In two or three scenes of the first chapter Copenhagen cowboyIt seems like the world has stopped. At best, getting darker, darker and more painful as we get closer to the more unpleasant moments of his story. Then the whole action slows down, freezes. The camera focuses on the landscape, the spilled blood, the car falling into the darkness. For director Nicolas Winding Refn, violence can be beautiful.
It shows the way Copenhagen cowboy analyzes Miu (Angela Bundalovich). A character with huge expressive eyes and a beautiful face wants revenge. He wants to do it with his own hands. To be cruel, unforgettable and cruel. But also in fairness.
The sense of truth in Refn’s work is distorted as the director’s camera slows down the sense of reality. Colors darken, shadows lengthen. There is a record of dark beauty that spreads like an infection as this seemingly familiar and hackneyed story unfolds.
But in fact the director Copenhagen cowboy You know what you want to show. Miu is a character who stands by his silence. Internal tension, so unbearable and heavy that it causes an immediate sensation of an explosion. Something is going on in the mind of this woman who has decided to face the underworld of a ruthless city. It moves from one place to another with effective ferocity.
Copenhagen cowboythe vigilante who disappears into the shadows
Refn uses color and shadow as a language. In this case, thin threads of light or the cold of a hostile city endow her character with an environment that reflects her. Copenhagen cowboy expresses his deep ideas about the balance of good and evil both visually and in plot.
Also in the show’s ability to create dark scenes with just a few camera moves. The staging that follows the allegorical fall into hell is sumptuous and swirling without forgetting the brilliant rhythm. A combination that allows history Copenhagen cowboy move smoothly, even in the roughest places.
Miu focuses on her quiet strength and ability to kill with almost supernatural accuracy. In fact, it is clear that the director, and the screenwriter, has all the intentions create an anti-hero who thrives on the darkness around him.

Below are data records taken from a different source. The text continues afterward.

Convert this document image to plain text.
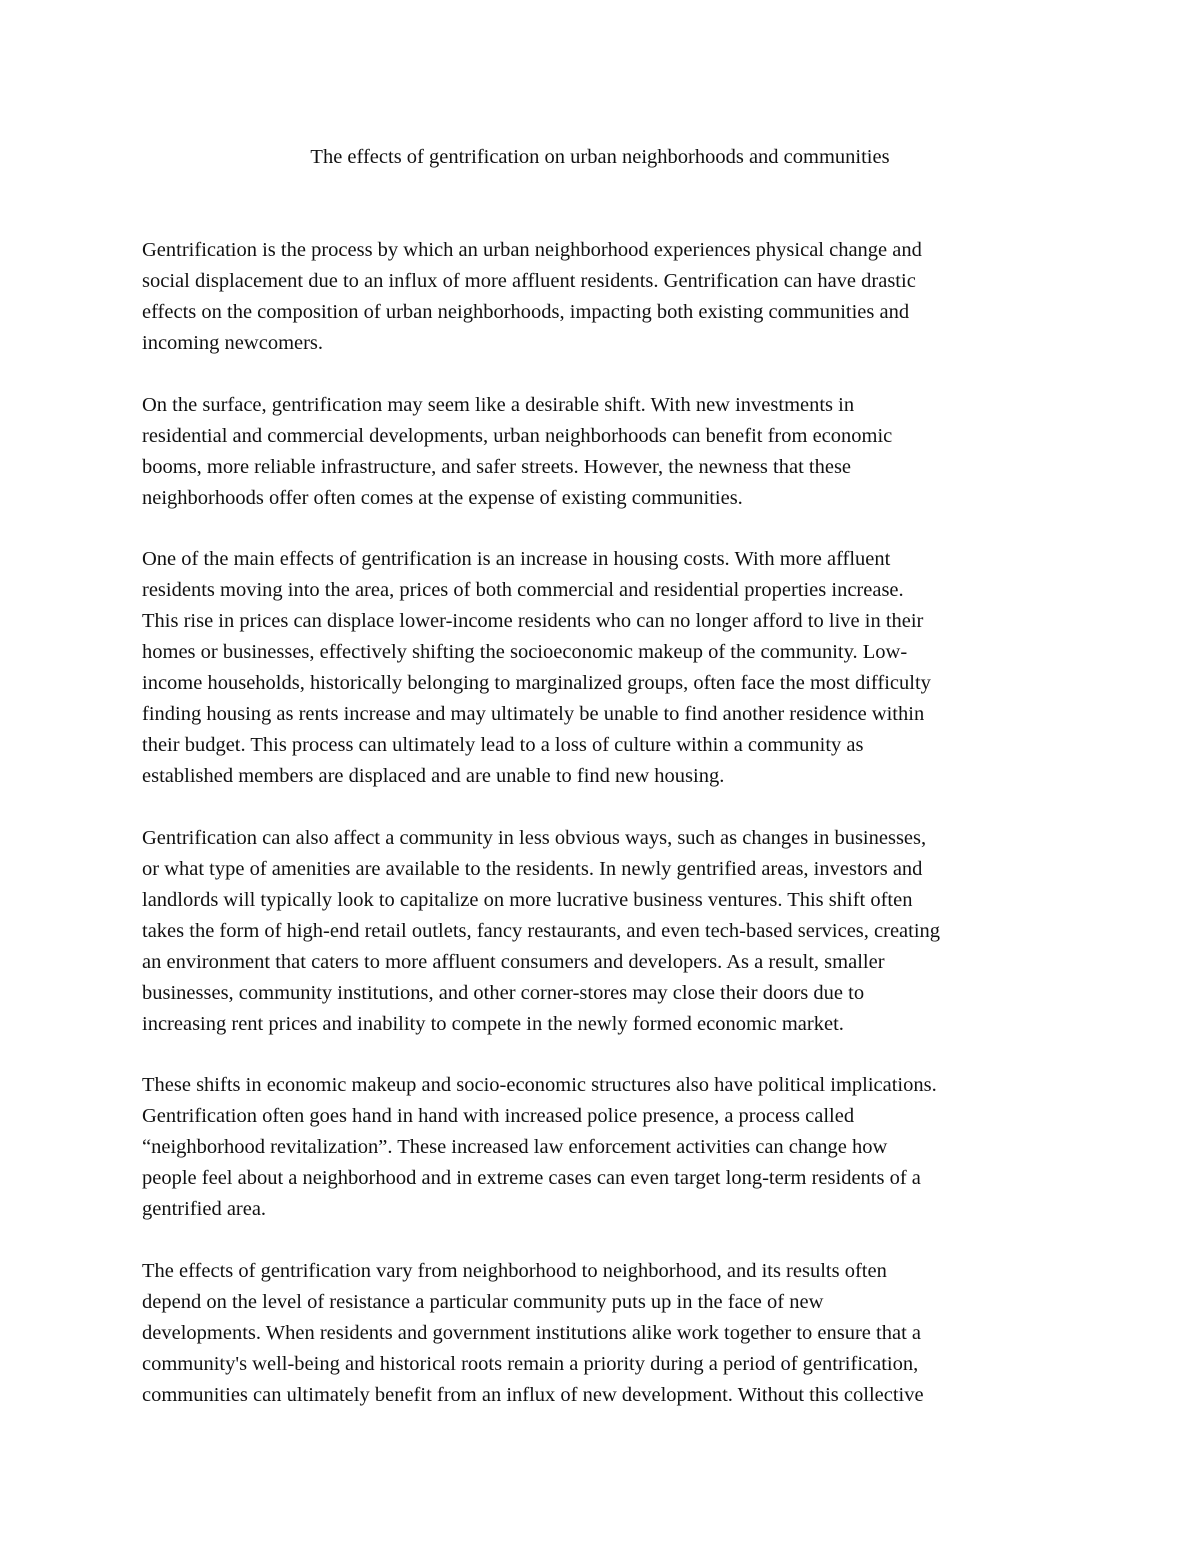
The effects of gentrification on urban neighborhoods and communities

Gentrification is the process by which an urban neighborhood experiences physical change and
social displacement due to an influx of more affluent residents. Gentrification can have drastic
effects on the composition of urban neighborhoods, impacting both existing communities and
incoming newcomers.

On the surface, gentrification may seem like a desirable shift. With new investments in
residential and commercial developments, urban neighborhoods can benefit from economic
booms, more reliable infrastructure, and safer streets. However, the newness that these
neighborhoods offer often comes at the expense of existing communities.

One of the main effects of gentrification is an increase in housing costs. With more affluent
residents moving into the area, prices of both commercial and residential properties increase.
This rise in prices can displace lower-income residents who can no longer afford to live in their
homes or businesses, effectively shifting the socioeconomic makeup of the community. Low-
income households, historically belonging to marginalized groups, often face the most difficulty
finding housing as rents increase and may ultimately be unable to find another residence within
their budget. This process can ultimately lead to a loss of culture within a community as
established members are displaced and are unable to find new housing.

Gentrification can also affect a community in less obvious ways, such as changes in businesses,
or what type of amenities are available to the residents. In newly gentrified areas, investors and
landlords will typically look to capitalize on more lucrative business ventures. This shift often
takes the form of high-end retail outlets, fancy restaurants, and even tech-based services, creating
an environment that caters to more affluent consumers and developers. As a result, smaller
businesses, community institutions, and other corner-stores may close their doors due to
increasing rent prices and inability to compete in the newly formed economic market.

These shifts in economic makeup and socio-economic structures also have political implications.
Gentrification often goes hand in hand with increased police presence, a process called
“neighborhood revitalization”. These increased law enforcement activities can change how
people feel about a neighborhood and in extreme cases can even target long-term residents of a
gentrified area.

The effects of gentrification vary from neighborhood to neighborhood, and its results often
depend on the level of resistance a particular community puts up in the face of new
developments. When residents and government institutions alike work together to ensure that a
community's well-being and historical roots remain a priority during a period of gentrification,
communities can ultimately benefit from an influx of new development. Without this collective
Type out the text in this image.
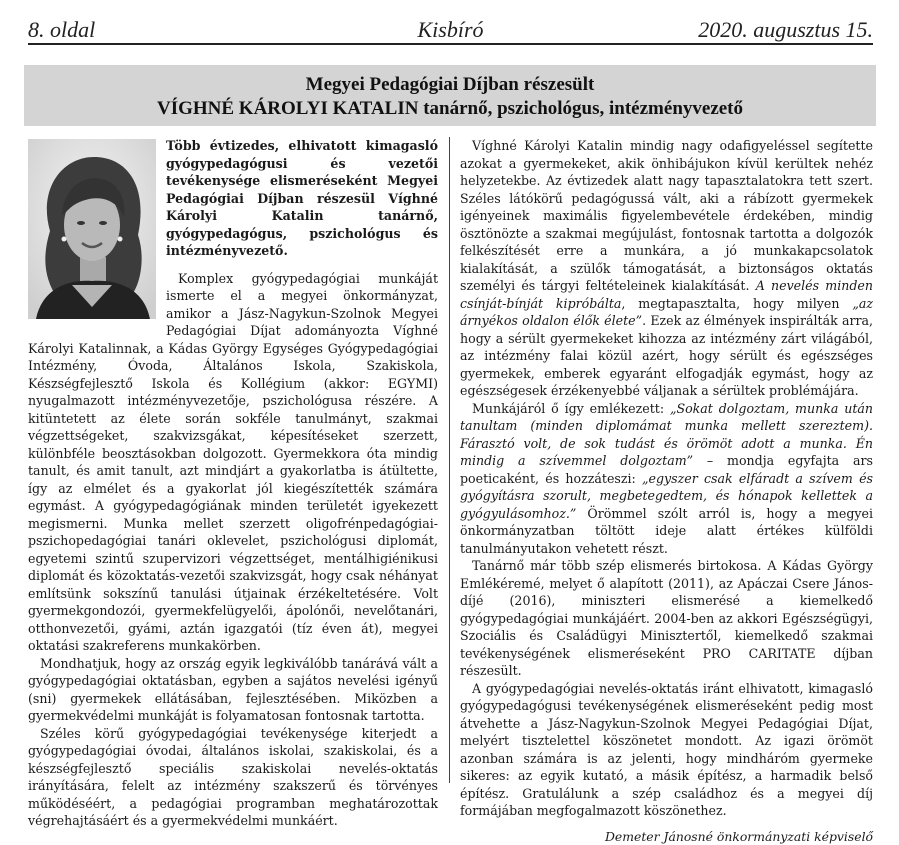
8. oldal	Kisbíró	2020. augusztus 15.
Megyei Pedagógiai Díjban részesült
VÍGHNÉ KÁROLYI KATALIN tanárnő, pszichológus, intézményvezető

Több évtizedes, elhivatott kimagasló gyógypedagógusi és vezetői tevékenysége elismeréseként Megyei Pedagógiai Díjban részesül Víghné Károlyi Katalin tanárnő, gyógypedagógus, pszichológus és intézményvezető.

Komplex gyógypedagógiai munkáját ismerte el a megyei önkormányzat, amikor a Jász-Nagykun-Szolnok Megyei Pedagógiai Díjat adományozta Víghné Károlyi Katalinnak, a Kádas György Egységes Gyógypedagógiai Intézmény, Óvoda, Általános Iskola, Szakiskola, Készségfejlesztő Iskola és Kollégium (akkor: EGYMI) nyugalmazott intézményvezetője, pszichológusa részére. A kitüntetett az élete során sokféle tanulmányt, szakmai végzettségeket, szakvizsgákat, képesítéseket szerzett, különbféle beosztásokban dolgozott. Gyermekkora óta mindig tanult, és amit tanult, azt mindjárt a gyakorlatba is átültette, így az elmélet és a gyakorlat jól kiegészítették számára egymást. A gyógypedagógiának minden területét igyekezett megismerni. Munka mellet szerzett oligofrénpedagógiai-pszichopedagógiai tanári oklevelet, pszichológusi diplomát, egyetemi szintű szupervizori végzettséget, mentálhigiénikusi diplomát és közoktatás-vezetői szakvizsgát, hogy csak néhányat említsünk sokszínű tanulási útjainak érzékeltetésére. Volt gyermekgondozói, gyermekfelügyelői, ápolónői, nevelőtanári, otthonvezetői, gyámi, aztán igazgatói (tíz éven át), megyei oktatási szakreferens munkakörben.

Mondhatjuk, hogy az ország egyik legkiválóbb tanárává vált a gyógypedagógiai oktatásban, egyben a sajátos nevelési igényű (sni) gyermekek ellátásában, fejlesztésében. Miközben a gyermekvédelmi munkáját is folyamatosan fontosnak tartotta.

Széles körű gyógypedagógiai tevékenysége kiterjedt a gyógypedagógiai óvodai, általános iskolai, szakiskolai, és a készségfejlesztő speciális szakiskolai nevelés-oktatás irányítására, felelt az intézmény szakszerű és törvényes működéséért, a pedagógiai programban meghatározottak végrehajtásáért és a gyermekvédelmi munkáért.

Víghné Károlyi Katalin mindig nagy odafigyeléssel segítette azokat a gyermekeket, akik önhibájukon kívül kerültek nehéz helyzetekbe. Az évtizedek alatt nagy tapasztalatokra tett szert. Széles látókörű pedagógussá vált, aki a rábízott gyermekek igényeinek maximális figyelembevétele érdekében, mindig ösztönözte a szakmai megújulást, fontosnak tartotta a dolgozók felkészítését erre a munkára, a jó munkakapcsolatok kialakítását, a szülők támogatását, a biztonságos oktatás személyi és tárgyi feltételeinek kialakítását. A nevelés minden csínját-bínját kipróbálta, megtapasztalta, hogy milyen „az árnyékos oldalon élők élete”. Ezek az élmények inspirálták arra, hogy a sérült gyermekeket kihozza az intézmény zárt világából, az intézmény falai közül azért, hogy sérült és egészséges gyermekek, emberek egyaránt elfogadják egymást, hogy az egészségesek érzékenyebbé váljanak a sérültek problémájára.

Munkájáról ő így emlékezett: „Sokat dolgoztam, munka után tanultam (minden diplomámat munka mellett szereztem). Fárasztó volt, de sok tudást és örömöt adott a munka. Én mindig a szívemmel dolgoztam” – mondja egyfajta ars poeticaként, és hozzáteszi: „egyszer csak elfáradt a szívem és gyógyításra szorult, megbetegedtem, és hónapok kellettek a gyógyulásomhoz.” Örömmel szólt arról is, hogy a megyei önkormányzatban töltött ideje alatt értékes külföldi tanulmányutakon vehetett részt.

Tanárnő már több szép elismerés birtokosa. A Kádas György Emlékéremé, melyet ő alapított (2011), az Apáczai Csere János-díjé (2016), miniszteri elismerésé a kiemelkedő gyógypedagógiai munkájáért. 2004-ben az akkori Egészségügyi, Szociális és Családügyi Minisztertől, kiemelkedő szakmai tevékenységének elismeréseként PRO CARITATE díjban részesült.

A gyógypedagógiai nevelés-oktatás iránt elhivatott, kimagasló gyógypedagógusi tevékenységének elismeréseként pedig most átvehette a Jász-Nagykun-Szolnok Megyei Pedagógiai Díjat, melyért tisztelettel köszönetet mondott. Az igazi örömöt azonban számára is az jelenti, hogy mindháróm gyermeke sikeres: az egyik kutató, a másik építész, a harmadik belső építész. Gratulálunk a szép családhoz és a megyei díj formájában megfogalmazott köszönethez.

Demeter Jánosné önkormányzati képviselő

The mystery that accompanies Miu as she traverses the darkest and most violent corners of Copenhagen turns into power. At the same time, in a collection of small portraits about cruelty and the search for meaning in revenge, which surprises with its skill.
From the constant allusion to pigs as images of pain – a kind of frightening parallelism with a human being – to long unearthly silences. all in Copenhagen cowboy He travels through an area that is full of surrealism. A violent, painful and dangerous connection with a connotation of what people can do when they are terrified.
A character with no history and no past, but with a will to kill
Without a story to tell about herself, wandering the gloom of bars, brothels and gunfights, Miu is a ghost. It can be seen that Renf is playing with what the staging Copenhagen cowboy be a long way about the mind in various stages of apparent degradation.
But his character does not get worse, but rather learns through the brutality of killing or the ability to inflict pain. Copenhagen cowboy it could have been an empty spectacle, if not for the director’s ability to combine the dirty with the beautiful. Carefully and in a stable balance to build sanity through the great secret revelations.
Of course, this is a series focused on violence, as well as the ability of the darkness of spaces to become a threat. Refn uses every resource at his disposal to develop an understanding of the strange, the bloody, and what lurks, whether in the shadows or in danger. The combination that turns the last chapters Copenhagen cowboy in a spectacle both beautiful and grotesque.
Final redemption in Copenhagen cowboy
The long path of history is built like a labyrinth leading to redemption. It’s not just about Miu’s revenge (whose motives are carefully hidden), but also about what is hidden in her life. main character Copenhagen cowboywho bears on his shoulders a great burden of tragedies, raises his condition from the need for justification to cruelty.
But he doesn’t do it without putting aside the conviction, he needs to redeem the pain in order to survive. The only way she can fight the enemies waiting to kill her is by getting stronger. Also deals with the severity of the injuries he carries on his back.
With a deceptively simple script, the final chapter Copenhagen cowboy is an amazing combination of stunning aesthetics and horror. In his final moments, Refn made it clear that darkness is often a combination of suffering and the search for meaning. A unique message for a series where the most amazing scenes are covered in blood and the pig figure is about to be destroyed.